By: Aaron Humes
BELIZE CITY, Wednesday 30th January 2019
Residents of the villages of Santa Cruz and Santa Rosa in the Stann Creek District spent a scary uncomfortable Monday evening and Tuesday following a major fire at the processing plant of Belize Aquaculture Limited, located at Mile 4 on the Placencia Road.
Though there were no evacuations ordered, the Fire Service and National Emergency Management Organization warned villagers from the Santa Cruz and Santa Rosa villages to take precautionary measures if necessary , should the smell of burning, caustic odor of ammonia, which is a poisonous combination reaches their area since chemicals were stored inside one of the buildings that was on fire on Monday afternoon.
Villagers speaking to the press reported seeing a thick column of smoke coming from the plant around 4:00 p.m. Firefighters from nearby Placencia and Independence villages responded shortly after, but by the time they arrived the fire was already out of control so the responders focus on keeping it contained to the one affected building. Investigators from the National Fire Service remained on the ground until Thursday trying to find out what could have caused the fire. They will make their findings public upon completion.

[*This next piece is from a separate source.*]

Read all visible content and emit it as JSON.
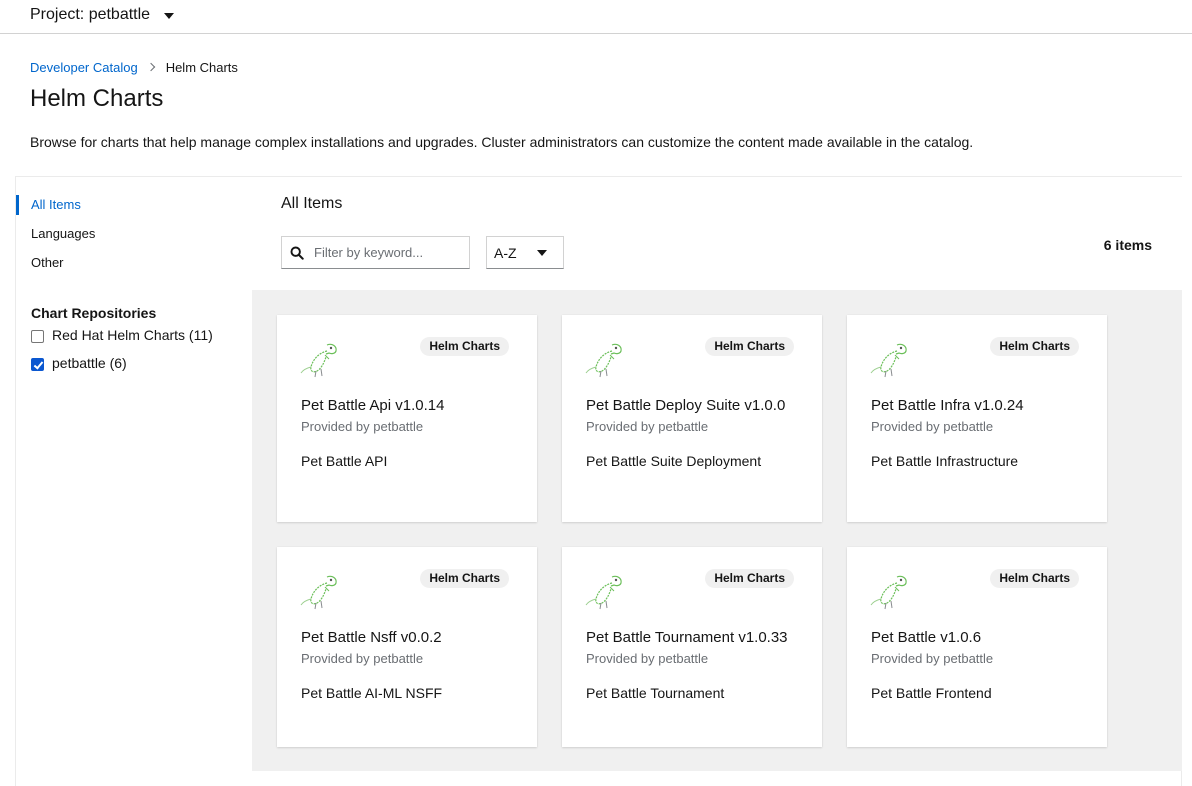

B.A.L., through its parent company Bowen and Bowen Limited, released a statement on Monday evening, reporting that “The positive is that the hatchery and infrastructure including farms were are not affected so the production schedule planned to start in February will still go ahead as planned .” It indicated that the site where the fire began is not clear.
The affected concrete structure with steel frame had been closed since March 2018 and secured, according to reports. It was primarily used for storage and included empty office spaces, three cold storage rooms and a small warehouse at the southern end containing packaging materials.
Last March, B.A.L. dismissed 100 employees in a cost-cutting measure related to ongoing issues caused by disease in the industry. The Ministry of Agriculture said at the time it was working closely with the company and fellow shrimp producers to find solutions to the issue.